11:8–9. According to Genesis 2:18 God created woman distinct from man partly so that man would no longer be alone; the phrase there translated “helper suitable” praises woman’s strength rather than subordinates her. (“Helper” is used more often of God than of anyone else in the Old Testament; “suitable” means “corresponding” or “appropriate to,” as an equal in contrast to the animals.) Woman was thus created because man needed her strength, not (as some have wrongly interpreted this verse) to be his servant.
11:10. Here Paul says literally, “she ought to have authority over her own head because of the angels”; Paul means that she should exercise wisely her right to decide whether to cover her head in a way that will honor her husband (11:8–9), given the situation with “the angels.” The “angels” have been interpreted as (1) the angels who (according to ancient Jewish interpretations of Gen 6:1–3) lusted after women and so fell; (2) the angels present in divine worship, who would be offended by a breach of propriety or affront to the husbands (cf. the Dead Sea Scrolls); and (3) the angels who rule the nations but who will ultimately be subordinate to all believers, including these women (6:3; i.e., as a future ruler a Christian woman or man should exercise wise choices in the present, even regarding apparel).

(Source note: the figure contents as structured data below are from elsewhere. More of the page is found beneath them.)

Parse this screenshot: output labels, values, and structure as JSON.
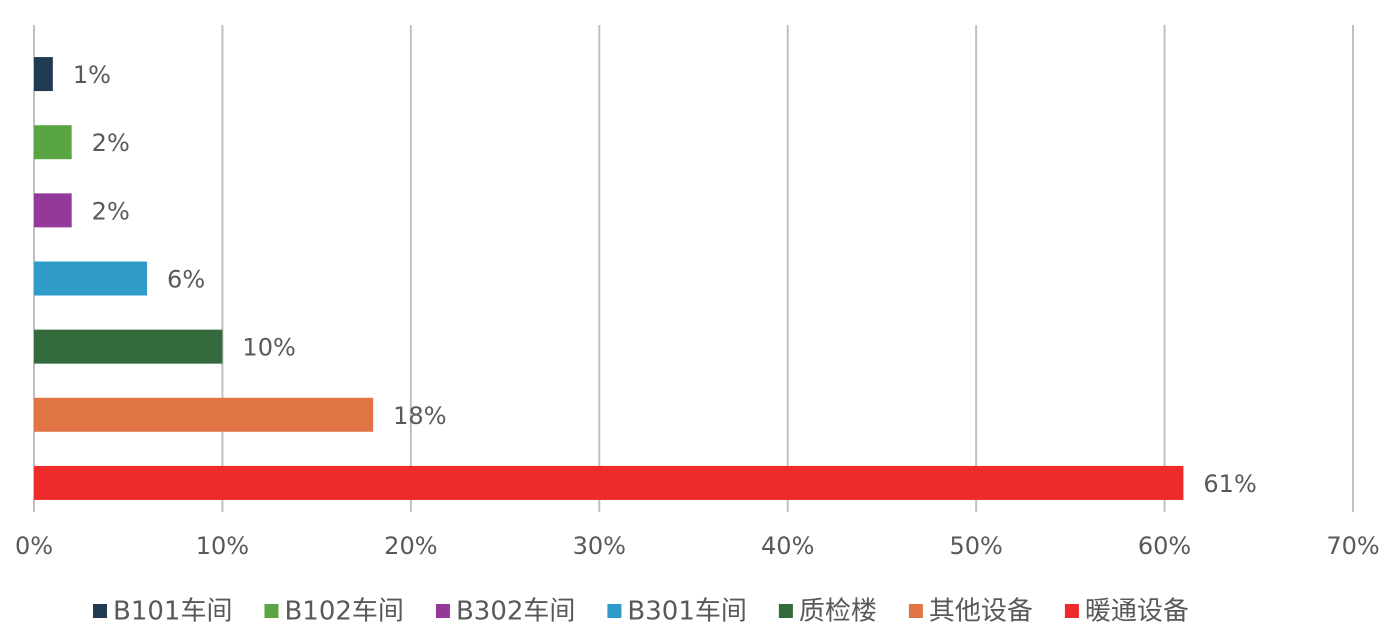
{
  "chart_data": {
    "type": "bar",
    "orientation": "horizontal",
    "series": [
      {
        "name": "B101车间",
        "color": "#1f3a52",
        "values": [
          1
        ],
        "value_labels": [
          "1%"
        ]
      },
      {
        "name": "B102车间",
        "color": "#5aa543",
        "values": [
          2
        ],
        "value_labels": [
          "2%"
        ]
      },
      {
        "name": "B302车间",
        "color": "#93399a",
        "values": [
          2
        ],
        "value_labels": [
          "2%"
        ]
      },
      {
        "name": "B301车间",
        "color": "#2e9bc9",
        "values": [
          6
        ],
        "value_labels": [
          "6%"
        ]
      },
      {
        "name": "质检楼",
        "color": "#336b3d",
        "values": [
          10
        ],
        "value_labels": [
          "10%"
        ]
      },
      {
        "name": "其他设备",
        "color": "#e07445",
        "values": [
          18
        ],
        "value_labels": [
          "18%"
        ]
      },
      {
        "name": "暖通设备",
        "color": "#ee2a2a",
        "values": [
          61
        ],
        "value_labels": [
          "61%"
        ]
      }
    ],
    "xlim": [
      0,
      70
    ],
    "xticks": [
      {
        "value": 0,
        "label": "0%"
      },
      {
        "value": 10,
        "label": "10%"
      },
      {
        "value": 20,
        "label": "20%"
      },
      {
        "value": 30,
        "label": "30%"
      },
      {
        "value": 40,
        "label": "40%"
      },
      {
        "value": 50,
        "label": "50%"
      },
      {
        "value": 60,
        "label": "60%"
      },
      {
        "value": 70,
        "label": "70%"
      }
    ],
    "grid": true,
    "legend": "bottom"
  }
}
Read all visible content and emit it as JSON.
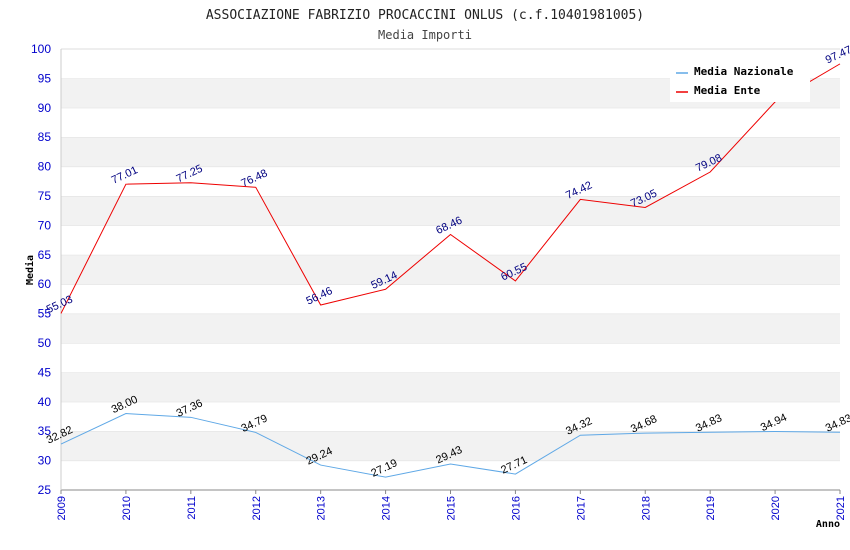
{
  "chart_data": {
    "type": "line",
    "title": "ASSOCIAZIONE FABRIZIO PROCACCINI ONLUS (c.f.10401981005)",
    "subtitle": "Media Importi",
    "xlabel": "Anno",
    "ylabel": "Media",
    "ylim": [
      25,
      100
    ],
    "yticks": [
      "25",
      "30",
      "35",
      "40",
      "45",
      "50",
      "55",
      "60",
      "65",
      "70",
      "75",
      "80",
      "85",
      "90",
      "95",
      "100"
    ],
    "categories": [
      "2009",
      "2010",
      "2011",
      "2012",
      "2013",
      "2014",
      "2015",
      "2016",
      "2017",
      "2018",
      "2019",
      "2020",
      "2021"
    ],
    "legend_position": "top-right",
    "grid": true,
    "series": [
      {
        "name": "Media Nazionale",
        "color": "#5fa8e6",
        "values": [
          32.82,
          38.0,
          37.36,
          34.79,
          29.24,
          27.19,
          29.43,
          27.71,
          34.32,
          34.68,
          34.83,
          34.94,
          34.83
        ],
        "labels": [
          "32.82",
          "38.00",
          "37.36",
          "34.79",
          "29.24",
          "27.19",
          "29.43",
          "27.71",
          "34.32",
          "34.68",
          "34.83",
          "34.94",
          "34.83"
        ]
      },
      {
        "name": "Media Ente",
        "color": "#ee0000",
        "values": [
          55.03,
          77.01,
          77.25,
          76.48,
          56.46,
          59.14,
          68.46,
          60.55,
          74.42,
          73.05,
          79.08,
          91.0,
          97.47
        ],
        "labels": [
          "55.03",
          "77.01",
          "77.25",
          "76.48",
          "56.46",
          "59.14",
          "68.46",
          "60.55",
          "74.42",
          "73.05",
          "79.08",
          "",
          "97.47"
        ]
      }
    ]
  }
}
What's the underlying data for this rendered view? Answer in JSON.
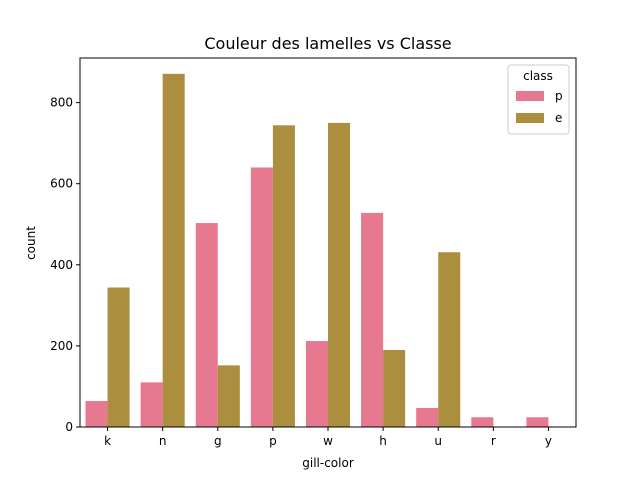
{
  "chart_data": {
    "type": "bar",
    "title": "Couleur des lamelles vs Classe",
    "xlabel": "gill-color",
    "ylabel": "count",
    "categories": [
      "k",
      "n",
      "g",
      "p",
      "w",
      "h",
      "u",
      "r",
      "y"
    ],
    "ylim": [
      0,
      910
    ],
    "yticks": [
      0,
      200,
      400,
      600,
      800
    ],
    "legend": {
      "title": "class",
      "placement": "top-right"
    },
    "series": [
      {
        "name": "p",
        "color": "#e6788f",
        "values": [
          64,
          110,
          503,
          640,
          212,
          528,
          47,
          24,
          24
        ]
      },
      {
        "name": "e",
        "color": "#ab8f3f",
        "values": [
          344,
          871,
          152,
          744,
          750,
          190,
          431,
          0,
          0
        ]
      }
    ]
  }
}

11:11–12. Paul qualifies his preceding argument from creation (11:7–10); he wants to prove his case about head coverings, but nothing more. Women and men are mutually interdependent (cf. also 7:2–5).
11:13–15. Ancient writers, especially Stoic philosophers, liked to make arguments from nature. Nature taught them, they said, that only men could grow beards; women’s hair naturally seemed to grow longer than men’s. Like all urban dwellers, Paul is well aware of exceptions to the rule (barbarians, philosophers and heroes of the epic past, as well as biblical Nazirites); but the “nature” argument could appeal to the general order of creation as it was experienced by his readers.
11:16. Paul reserves one final argument for those unpersuaded by his former points. One philosophical group called the Skeptics rejected all arguments except an almost universally accepted one: the argument from custom—”that’s just not the way it’s done.”
Keener, C. S., & InterVarsity Press. (1993).
The IVP Bible background commentary : New Testament (1 Co 11:1–16). Downers Grove, Ill.: InterVarsity Press.